Try Bayer rose&garden spray. Lowes sells it.


----------



## SlipperFan (Mar 19, 2009)

Also is in Bayer Tree and Shrub.


----------



## parvi_17 (Mar 20, 2009)

I have found that both neem oil and insecticidal soap work pretty well. However, I have never sprayed the soap on young seedlings.


----------



## likespaphs (Mar 20, 2009)

a hard water spray (just water sprayed hard enough to knock them off without damaging the plant) is very effective.

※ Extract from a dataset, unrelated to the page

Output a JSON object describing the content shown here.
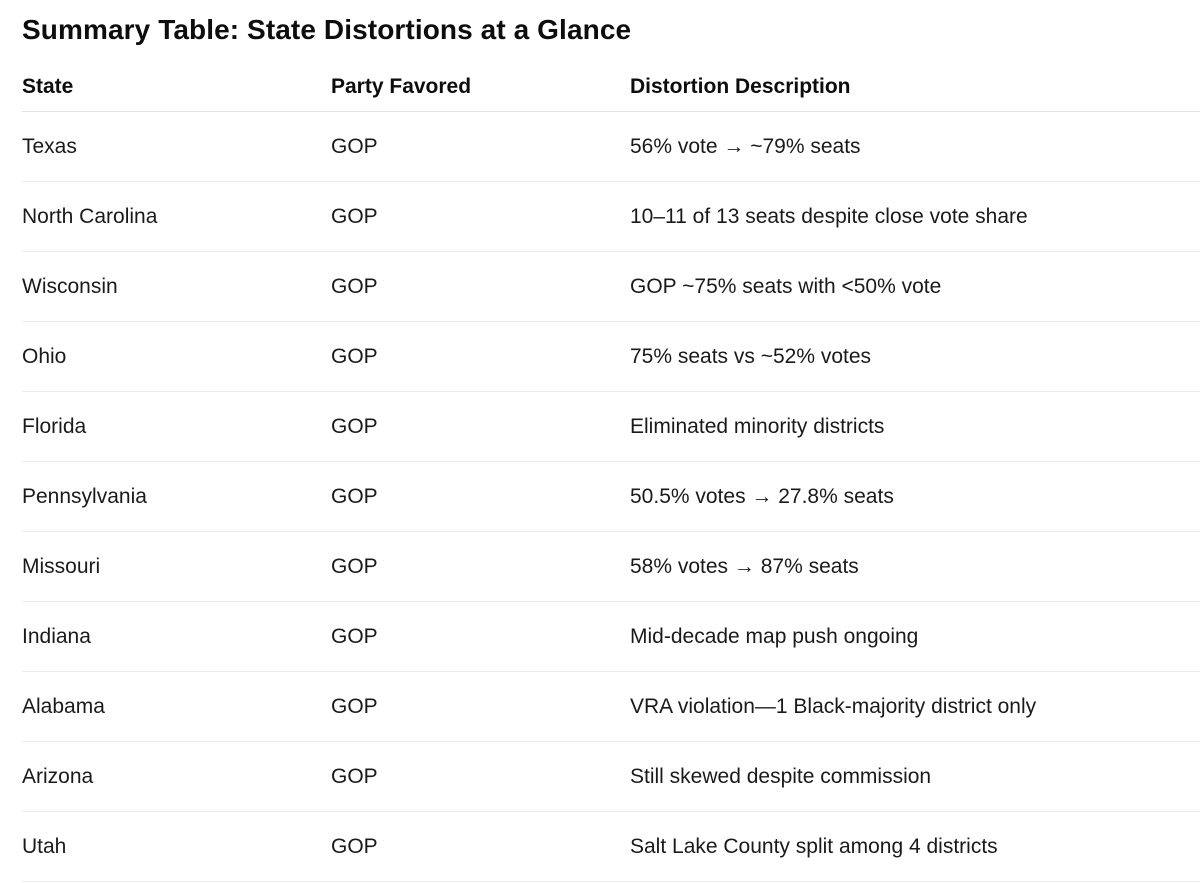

beneficial insects would be great but they'll take a bit of time to work and come in the mail so it could be at least several weeks before you'd see control. if you get a pesticide that is okay to use with beneficials, the wasp Aphidius are *very *effective...
more info on Aphidius click here


----------



## Clark (Mar 20, 2009)

Found four adults today huddled together under one leaf. I killed them and
their unborn manually(IPM). Soap and water was the first round of remedy.
If I see another adult in the next week, the Bayer spray is next, I bought it
this morning.
Thank-you to all above.
BTW, nice link for the wasps. My wife said not in the house. Thanks, Clark


----------



## cnycharles (Mar 20, 2009)

lacewings and ladybugs just love aphids; best control for them is strong water spray. a little alcohol would probably kill them as well but try to avoid getting on roots


----------